The Food and Drug Administration approved Merck's hepatitis C drug Victrelis on Friday, which could give it a 10-day head start over Vertex's Incivek. The FDA's goal is to make a decision about Incivek by May 23, although it's not bound to that date.
Even if the agency takes a few extra days or even a week, it won't make much difference. Hepatitis C is a life-threatening illness, but it isn't an immediate life-threatening illness. The virus causes liver damage, but it happens rather slowly. Patients can live with the disease for years without any major issues. Doctors aren't going to rush out and treat the estimated 3.2 million Americans with the disease in the next seven days.

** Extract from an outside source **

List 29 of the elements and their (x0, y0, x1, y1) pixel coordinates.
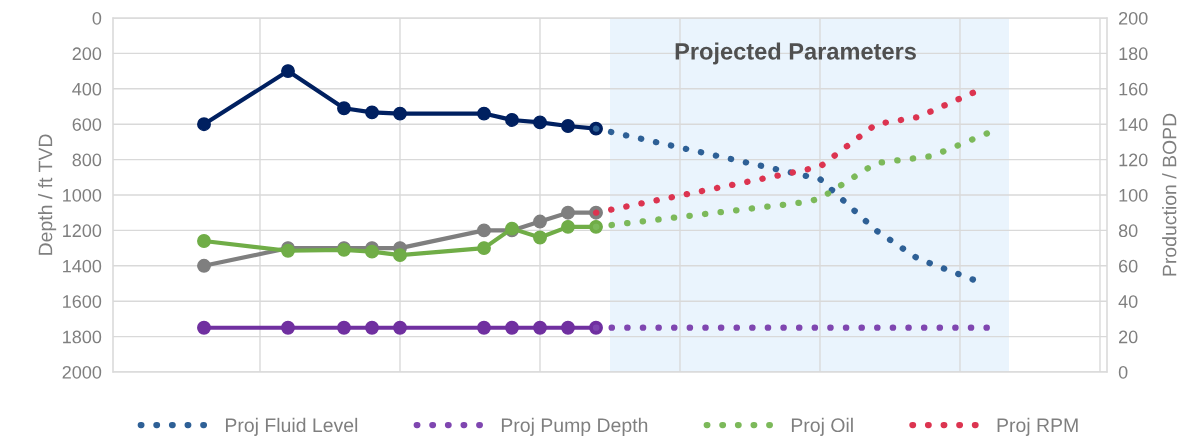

A long delay, like the FDA requiring more clinical trials for Incivek, would be a major problem -- not that anyone is expecting that. Even under that worst-case scenario, there would still be patients available when it was approved. At least, Gilead Sciences (Nasdaq: GILD ) , Bristol-Myers Squibb (NYSE: BMY ) , and many others coming up from behind certainly hope so. For these firms, gaining additional time might allow them to catch up with potentially similar drugs under development. However, don't necessarily count on this to be the case.

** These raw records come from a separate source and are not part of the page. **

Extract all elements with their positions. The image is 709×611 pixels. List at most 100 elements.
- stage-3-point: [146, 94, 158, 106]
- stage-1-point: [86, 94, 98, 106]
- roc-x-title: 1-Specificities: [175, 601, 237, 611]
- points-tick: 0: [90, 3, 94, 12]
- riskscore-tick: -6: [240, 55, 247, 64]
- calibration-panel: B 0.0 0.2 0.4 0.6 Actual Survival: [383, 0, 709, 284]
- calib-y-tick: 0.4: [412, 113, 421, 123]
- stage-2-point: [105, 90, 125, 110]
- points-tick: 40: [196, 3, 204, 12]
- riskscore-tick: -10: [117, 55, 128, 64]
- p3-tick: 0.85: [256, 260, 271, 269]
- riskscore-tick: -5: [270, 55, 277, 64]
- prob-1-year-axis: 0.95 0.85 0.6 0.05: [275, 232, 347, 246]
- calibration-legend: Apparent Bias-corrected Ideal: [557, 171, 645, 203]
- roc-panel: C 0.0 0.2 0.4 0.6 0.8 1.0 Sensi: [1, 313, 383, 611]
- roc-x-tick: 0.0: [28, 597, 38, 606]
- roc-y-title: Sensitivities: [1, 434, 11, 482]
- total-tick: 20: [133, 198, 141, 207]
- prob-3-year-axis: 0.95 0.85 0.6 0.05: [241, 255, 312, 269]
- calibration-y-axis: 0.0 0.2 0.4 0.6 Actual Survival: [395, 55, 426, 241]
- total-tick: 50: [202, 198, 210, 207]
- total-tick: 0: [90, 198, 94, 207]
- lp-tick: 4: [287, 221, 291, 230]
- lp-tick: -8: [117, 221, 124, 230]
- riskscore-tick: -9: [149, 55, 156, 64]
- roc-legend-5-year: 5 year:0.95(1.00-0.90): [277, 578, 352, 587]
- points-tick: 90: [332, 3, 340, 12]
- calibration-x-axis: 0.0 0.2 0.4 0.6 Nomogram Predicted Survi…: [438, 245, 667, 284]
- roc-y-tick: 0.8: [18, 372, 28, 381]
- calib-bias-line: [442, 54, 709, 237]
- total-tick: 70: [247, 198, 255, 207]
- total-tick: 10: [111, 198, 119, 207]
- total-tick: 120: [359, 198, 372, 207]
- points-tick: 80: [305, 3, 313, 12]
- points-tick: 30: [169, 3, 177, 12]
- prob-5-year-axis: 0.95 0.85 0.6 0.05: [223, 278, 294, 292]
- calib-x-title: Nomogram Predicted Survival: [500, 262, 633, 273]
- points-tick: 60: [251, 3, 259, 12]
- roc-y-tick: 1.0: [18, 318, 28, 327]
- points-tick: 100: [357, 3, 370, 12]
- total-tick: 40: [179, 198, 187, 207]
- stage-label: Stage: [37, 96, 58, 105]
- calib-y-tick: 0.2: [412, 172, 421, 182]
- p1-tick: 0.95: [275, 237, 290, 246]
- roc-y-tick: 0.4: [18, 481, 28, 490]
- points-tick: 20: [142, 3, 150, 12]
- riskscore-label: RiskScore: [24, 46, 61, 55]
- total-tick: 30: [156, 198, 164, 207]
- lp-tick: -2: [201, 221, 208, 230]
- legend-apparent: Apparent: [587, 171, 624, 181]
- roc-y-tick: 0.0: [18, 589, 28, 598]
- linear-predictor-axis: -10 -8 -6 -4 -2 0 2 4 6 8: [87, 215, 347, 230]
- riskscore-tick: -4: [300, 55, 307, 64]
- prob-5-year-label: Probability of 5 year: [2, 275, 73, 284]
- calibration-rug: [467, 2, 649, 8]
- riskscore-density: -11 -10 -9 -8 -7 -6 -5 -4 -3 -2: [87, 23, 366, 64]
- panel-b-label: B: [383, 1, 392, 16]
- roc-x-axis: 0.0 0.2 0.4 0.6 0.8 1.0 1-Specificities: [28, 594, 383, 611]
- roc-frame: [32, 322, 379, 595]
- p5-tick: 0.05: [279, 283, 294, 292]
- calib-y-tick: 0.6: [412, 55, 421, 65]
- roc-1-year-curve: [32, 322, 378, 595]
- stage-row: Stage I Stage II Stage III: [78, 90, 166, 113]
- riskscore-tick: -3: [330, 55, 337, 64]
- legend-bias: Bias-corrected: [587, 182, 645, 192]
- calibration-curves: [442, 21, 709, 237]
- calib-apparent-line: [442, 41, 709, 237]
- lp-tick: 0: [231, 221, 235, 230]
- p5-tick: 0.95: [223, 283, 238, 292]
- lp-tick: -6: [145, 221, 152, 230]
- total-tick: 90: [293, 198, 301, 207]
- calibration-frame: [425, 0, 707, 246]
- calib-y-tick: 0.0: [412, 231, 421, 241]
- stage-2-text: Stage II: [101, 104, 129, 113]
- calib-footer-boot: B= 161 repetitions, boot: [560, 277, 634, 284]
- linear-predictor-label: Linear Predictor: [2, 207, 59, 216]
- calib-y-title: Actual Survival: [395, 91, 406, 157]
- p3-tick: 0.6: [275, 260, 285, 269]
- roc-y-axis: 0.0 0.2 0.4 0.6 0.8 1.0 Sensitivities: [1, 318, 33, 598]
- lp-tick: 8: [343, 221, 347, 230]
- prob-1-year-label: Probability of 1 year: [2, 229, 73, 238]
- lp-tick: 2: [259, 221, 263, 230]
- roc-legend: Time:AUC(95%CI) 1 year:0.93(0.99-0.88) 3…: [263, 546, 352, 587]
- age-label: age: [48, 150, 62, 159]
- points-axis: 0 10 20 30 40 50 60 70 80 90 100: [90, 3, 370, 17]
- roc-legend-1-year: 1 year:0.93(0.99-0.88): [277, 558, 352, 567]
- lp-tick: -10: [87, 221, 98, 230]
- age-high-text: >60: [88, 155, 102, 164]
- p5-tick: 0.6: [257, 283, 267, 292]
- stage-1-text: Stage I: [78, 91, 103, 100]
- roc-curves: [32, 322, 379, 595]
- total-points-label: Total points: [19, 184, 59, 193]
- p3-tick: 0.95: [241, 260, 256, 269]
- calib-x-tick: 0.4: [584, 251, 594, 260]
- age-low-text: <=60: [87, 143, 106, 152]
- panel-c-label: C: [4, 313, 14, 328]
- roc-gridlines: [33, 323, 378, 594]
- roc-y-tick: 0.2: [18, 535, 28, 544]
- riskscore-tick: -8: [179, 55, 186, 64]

While the slight lead may not amount to anything, Merck does have a marketing advantage because the drugmaker already sells Pegintron, one of the current treatments to which Victrelis and Incivek will be added. Its sales force could hit the ground running more quickly than that of Vertex. Experience with European hepatologists will also benefit Merck while it's competing with Johnson & Johnson (NYSE: JNJ ) , which will market Incivek in Europe for Vertex.
But Incivek has generally put out better data than Victrelis, so it's not clear how much Merck's experience will really benefit sales.
We should find out starting in seven days or so.